I did not set out to work in education estates. My career has taken me through local authority, private estates, and even overseas roles.


Each step gave me a unique perspective on how buildings and facilities shape people, and how much leadership matters in getting estates right.


Early Lessons in People and Property


I began in local authority estates.


It was my first experience of how estates decisions directly shaped the day-to-day running of services. Budgets were tight, expectations were high, and every choice had a visible impact. That early exposure taught me that estates work is about people as much as property.


Working with the Bedford Estates and The Royal Household came next. That was a world of heritage and tradition, where standards were not negotiable. It was not simply about maintaining buildings, but about protecting heritage, identity, and reputation. I learned the discipline of maintaining high standards, the patience of long-term planning, and the importance of attention to detail. I then took roles overseas, first in the Falklands and then Lagos, Nigeria.


These were vastly different contexts to work in with extreme climates, limited resources, and significant logistical challenges. The lesson there was adaptability. What works in one environment does not necessarily work in another. So, you must be flexible, think differently, and make decisions with both short-term practicality and long-term sustainability in mind.


The Strategic Importance of the Built Environment in Education


When I moved into education estates, I found a sector that was in some ways the most complex of all.


Schools must balance compliance, safeguarding, accessibility, sustainability, and funding pressures, all while keeping their focus firmly on teaching and learning. What struck me most was how estates were often seen as a back-office function. Something that was important, but not necessarily strategic.


Yet every leaking roof disrupts learning. Every inaccessible building limits opportunities. Every delay in maintenance creates hidden costs later. All of which has a direct effect on both the teaching and learning, and the morale of teaching and support staff, too.


I realised that if leaders do not talk about estates, no one else will. The estate shapes the environment in which education happens. It is not separate from education; it is part of it.


Connecting Estates to the Core Mission


That belief has guided me ever since. I have been fortunate to see estates from every angle: operational, strategic, and leadership, both contractor and client side. And across all sectors, the same truth emerges; estates succeed when they are understood as part of the core mission, not just an overhead or a box-ticking exercise for compliance.


In schools, that means estates are not just about bricks and mortar.

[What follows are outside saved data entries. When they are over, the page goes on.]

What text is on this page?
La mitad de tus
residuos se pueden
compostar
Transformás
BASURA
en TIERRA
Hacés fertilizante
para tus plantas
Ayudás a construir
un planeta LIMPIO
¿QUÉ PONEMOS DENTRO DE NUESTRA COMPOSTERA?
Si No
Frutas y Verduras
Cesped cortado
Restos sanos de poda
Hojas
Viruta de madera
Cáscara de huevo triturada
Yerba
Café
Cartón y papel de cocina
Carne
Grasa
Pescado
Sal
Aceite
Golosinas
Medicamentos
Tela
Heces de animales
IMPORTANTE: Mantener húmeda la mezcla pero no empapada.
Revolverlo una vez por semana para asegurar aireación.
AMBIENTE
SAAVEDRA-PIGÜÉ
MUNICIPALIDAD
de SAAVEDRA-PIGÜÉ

They are about creating safe, inclusive, sustainable environments where children and staff can thrive. They are about decisions that protect learning, safeguard wellbeing, and using resources wisely.


Today, through my consultancy, training, and writing, I work with schools and trusts to raise the standard of estates leadership.


Looking Forward: Why Estates Strategy is Leadership Strategy


My focus is on helping leaders connect estates decisions to educational outcomes, because when that connection is clear, better decisions follow.


This year, I brought together what I have learned into my book Leading & Managing an Education Estate. It is not an abstract textbook, but a practical guide written from lived experience.


It is designed for anyone involved in estates, from site managers to trustees, consultants to CEOs, who want to understand both the education estate and the bigger picture.


Looking Forward


The challenge ahead is not just about funding or compliance. It is about culture.


It is about getting leaders to see that estates strategy is leadership strategy. The condition of buildings and the way we plan for them directly affects education.


Estates do not fail because people do not care. They fail because no one is looking closely enough or asking the right questions at the right time.


My journey has taught me that every decision about the built environment is ultimately a decision about the people who use it. And in education, that means the pupils, the staff, and the wider community.


Get estates right, and you give everyone a better place to learn, grow, and thrive.